The territory of Ashuanipi was defined under the terms of An Act respecting the territories of Abittibi, Mistassini and Ashuanipi (Loi concernant les territoires d'Abittibi, de Mistassini et d'Ashuanipi) of 1899. Article 2.3 of the act read: "The territory of Ashuanipi is bounded to the north, to the east and to the west by the limits of the province; and to the south and southwest by the county of Saguenay". The Revised Statutes of the Province of Quebec (1909) recognized the same description of the territory. The Territorial Division Acts description remains largely the same, but alters the south and southwest portion's boundaries by the "electoral districts of Duplessis and Saguenay".

The territory, as defined by the provisions of the former act, directly included the river basins of the Ashuanipi River, Hamilton River, and Esquimaux River. It additionally included "all other parts of territory watered by water-courses flowing directly towards the Atlantic".

==History==
When Canada purchased the territory of Rupert's Land from the Hudson's Bay Company in 1870, the potential for territorial expansion northwards became available to the Quebec government. During a session held on April 8, 1885, the Legislative Assembly of Quebec devised a special committee with regards to the potential expansion of the border into the north. The borders that were devised by the committee were adopted by both the Parliament of Quebec and the Parliament of Canada in 1898 as the Boundaries Extension Acts of 1898. In the provisions of An Act respecting the territories of Abittibi, Mistassini and Ashuanipi of 1899, the newly annexed northern territory was divided into three regions.

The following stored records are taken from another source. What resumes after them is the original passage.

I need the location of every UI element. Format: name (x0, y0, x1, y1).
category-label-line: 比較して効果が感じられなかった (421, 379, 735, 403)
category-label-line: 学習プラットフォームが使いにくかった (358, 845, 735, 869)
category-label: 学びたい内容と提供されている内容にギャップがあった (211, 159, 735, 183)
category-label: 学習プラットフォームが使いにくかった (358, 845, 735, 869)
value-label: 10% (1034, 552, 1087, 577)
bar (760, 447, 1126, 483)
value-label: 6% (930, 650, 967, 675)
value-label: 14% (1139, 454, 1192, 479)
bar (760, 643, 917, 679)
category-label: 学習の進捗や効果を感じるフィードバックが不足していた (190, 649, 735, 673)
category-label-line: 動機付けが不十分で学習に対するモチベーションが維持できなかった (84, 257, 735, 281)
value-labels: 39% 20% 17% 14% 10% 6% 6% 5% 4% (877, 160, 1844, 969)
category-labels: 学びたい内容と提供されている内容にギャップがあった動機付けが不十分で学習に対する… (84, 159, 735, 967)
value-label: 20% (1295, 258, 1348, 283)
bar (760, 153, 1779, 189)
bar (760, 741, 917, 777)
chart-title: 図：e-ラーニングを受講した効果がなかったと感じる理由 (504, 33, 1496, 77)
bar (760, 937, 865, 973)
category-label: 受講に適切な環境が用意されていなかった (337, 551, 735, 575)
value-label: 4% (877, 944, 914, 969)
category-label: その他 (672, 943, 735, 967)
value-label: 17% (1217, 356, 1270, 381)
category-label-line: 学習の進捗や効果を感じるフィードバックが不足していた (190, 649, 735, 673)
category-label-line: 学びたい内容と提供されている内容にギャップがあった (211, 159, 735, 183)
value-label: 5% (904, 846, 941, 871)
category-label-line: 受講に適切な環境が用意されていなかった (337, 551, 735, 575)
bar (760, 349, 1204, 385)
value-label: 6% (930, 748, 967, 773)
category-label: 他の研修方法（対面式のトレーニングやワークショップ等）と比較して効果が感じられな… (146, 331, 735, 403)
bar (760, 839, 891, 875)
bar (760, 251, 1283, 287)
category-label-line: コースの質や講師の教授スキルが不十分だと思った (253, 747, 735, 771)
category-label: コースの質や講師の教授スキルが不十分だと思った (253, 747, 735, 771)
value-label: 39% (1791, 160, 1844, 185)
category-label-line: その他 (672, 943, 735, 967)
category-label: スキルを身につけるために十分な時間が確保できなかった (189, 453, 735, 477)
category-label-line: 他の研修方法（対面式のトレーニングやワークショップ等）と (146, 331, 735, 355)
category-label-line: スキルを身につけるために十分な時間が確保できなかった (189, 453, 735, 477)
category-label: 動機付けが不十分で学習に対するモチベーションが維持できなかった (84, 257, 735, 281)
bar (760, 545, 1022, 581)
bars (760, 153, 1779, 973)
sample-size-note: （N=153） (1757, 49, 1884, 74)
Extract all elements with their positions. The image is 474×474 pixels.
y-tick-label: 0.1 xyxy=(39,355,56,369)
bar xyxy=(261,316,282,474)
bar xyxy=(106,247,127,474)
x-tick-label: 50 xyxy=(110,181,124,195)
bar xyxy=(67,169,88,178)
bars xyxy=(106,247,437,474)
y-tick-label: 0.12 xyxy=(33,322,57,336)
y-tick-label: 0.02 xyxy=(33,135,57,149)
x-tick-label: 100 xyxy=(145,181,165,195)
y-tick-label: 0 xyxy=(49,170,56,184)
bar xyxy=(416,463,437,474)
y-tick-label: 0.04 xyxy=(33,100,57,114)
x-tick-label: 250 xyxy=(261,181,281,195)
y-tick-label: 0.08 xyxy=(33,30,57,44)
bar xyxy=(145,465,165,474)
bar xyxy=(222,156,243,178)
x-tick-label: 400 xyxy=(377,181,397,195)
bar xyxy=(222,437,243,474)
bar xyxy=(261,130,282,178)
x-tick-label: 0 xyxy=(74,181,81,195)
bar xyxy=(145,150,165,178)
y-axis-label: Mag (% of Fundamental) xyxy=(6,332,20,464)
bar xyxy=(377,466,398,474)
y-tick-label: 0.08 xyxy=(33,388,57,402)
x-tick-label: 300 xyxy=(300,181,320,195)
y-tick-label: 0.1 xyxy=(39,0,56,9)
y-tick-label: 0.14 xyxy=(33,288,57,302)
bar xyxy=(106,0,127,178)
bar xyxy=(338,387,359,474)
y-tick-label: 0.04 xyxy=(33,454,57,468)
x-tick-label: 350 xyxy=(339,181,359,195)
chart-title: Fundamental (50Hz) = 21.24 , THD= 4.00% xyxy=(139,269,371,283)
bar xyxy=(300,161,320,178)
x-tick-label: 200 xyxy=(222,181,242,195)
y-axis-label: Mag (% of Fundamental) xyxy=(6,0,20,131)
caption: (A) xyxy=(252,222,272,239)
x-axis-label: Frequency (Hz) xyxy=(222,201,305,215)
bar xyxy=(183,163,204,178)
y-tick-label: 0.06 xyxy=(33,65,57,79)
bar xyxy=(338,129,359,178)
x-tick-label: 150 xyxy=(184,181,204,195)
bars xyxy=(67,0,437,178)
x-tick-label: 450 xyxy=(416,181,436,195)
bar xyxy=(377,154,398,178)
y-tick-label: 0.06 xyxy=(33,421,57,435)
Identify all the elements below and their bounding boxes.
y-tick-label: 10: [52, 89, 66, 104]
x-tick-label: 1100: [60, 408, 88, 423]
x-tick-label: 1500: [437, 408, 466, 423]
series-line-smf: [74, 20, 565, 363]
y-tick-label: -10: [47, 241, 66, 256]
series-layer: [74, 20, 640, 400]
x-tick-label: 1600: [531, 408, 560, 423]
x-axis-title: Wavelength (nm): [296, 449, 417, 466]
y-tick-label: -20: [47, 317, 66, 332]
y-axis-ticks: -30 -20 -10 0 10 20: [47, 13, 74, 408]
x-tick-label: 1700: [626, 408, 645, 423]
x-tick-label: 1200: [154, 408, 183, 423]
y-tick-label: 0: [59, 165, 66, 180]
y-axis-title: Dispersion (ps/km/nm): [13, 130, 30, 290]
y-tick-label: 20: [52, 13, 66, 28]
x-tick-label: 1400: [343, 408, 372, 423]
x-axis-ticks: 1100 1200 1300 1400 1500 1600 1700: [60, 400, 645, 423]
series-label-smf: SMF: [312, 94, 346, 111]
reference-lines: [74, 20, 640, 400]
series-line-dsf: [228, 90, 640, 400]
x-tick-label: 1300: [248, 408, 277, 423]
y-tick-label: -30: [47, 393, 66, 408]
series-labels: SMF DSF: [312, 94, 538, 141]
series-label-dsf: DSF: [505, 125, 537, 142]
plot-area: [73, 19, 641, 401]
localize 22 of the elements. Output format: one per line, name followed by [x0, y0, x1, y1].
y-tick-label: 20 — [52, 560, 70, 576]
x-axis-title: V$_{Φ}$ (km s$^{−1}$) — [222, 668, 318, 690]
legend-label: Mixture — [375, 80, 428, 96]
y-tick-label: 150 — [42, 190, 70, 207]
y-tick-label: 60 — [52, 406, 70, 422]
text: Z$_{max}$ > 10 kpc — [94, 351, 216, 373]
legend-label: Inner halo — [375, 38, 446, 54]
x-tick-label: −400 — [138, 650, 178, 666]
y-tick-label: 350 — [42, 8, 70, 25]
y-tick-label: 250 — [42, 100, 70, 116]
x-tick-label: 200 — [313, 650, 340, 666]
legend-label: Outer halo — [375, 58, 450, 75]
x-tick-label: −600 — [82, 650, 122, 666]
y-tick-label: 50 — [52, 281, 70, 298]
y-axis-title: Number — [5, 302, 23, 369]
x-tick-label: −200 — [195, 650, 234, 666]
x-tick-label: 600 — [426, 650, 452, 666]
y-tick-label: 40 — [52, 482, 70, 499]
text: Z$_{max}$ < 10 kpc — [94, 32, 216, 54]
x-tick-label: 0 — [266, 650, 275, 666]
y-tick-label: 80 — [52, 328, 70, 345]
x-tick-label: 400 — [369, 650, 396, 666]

The act decreed that the lands of Abitibi and Mistassini would be annexed alongside it. The area that was claimed remained poorly defined at its eastern frontier, running alongside the Dominion of Newfoundland's claim, whose border was also poorly defined at the time. During its existence as a territory of Quebec, for judicial and registration purposes, the territory of Ashuanipi formed a part of the historical county of Saguenay.

In 1912, a further extension was granted for Quebec under the provisions of the Quebec Boundaries Extension Act, 1912, allowing Quebec's northern border to include that of the remainder of the District of Ungava. This revision continued to be ambiguous with regards to the definition of the territory, continuing to refer to the area on the eastern reaches as the land "over which the island of Newfoundland has lawful jurisdiction".

The territory ceased to exist in 1927, following a ruling by the Judicial Committee of the Privy Council, which ruled that the 52nd parallel north would serve as an effective border between Newfoundland and Canada. As much of Ashuanipi lay north the parallel, the territorial claim was effectively annulled. Quebec continues to assert a claim over the portions between the southern portions of Ashuanipi and the 52nd parallel.

===Contemporary Quebec===
Ashuanipi continues to be recognized as a territory within the provisions of the Territorial Division Act. The act's provisions state that it is under the registration division of Sept-Îles, alongside the provincial riding of Duplessis, and the territory of New Québec.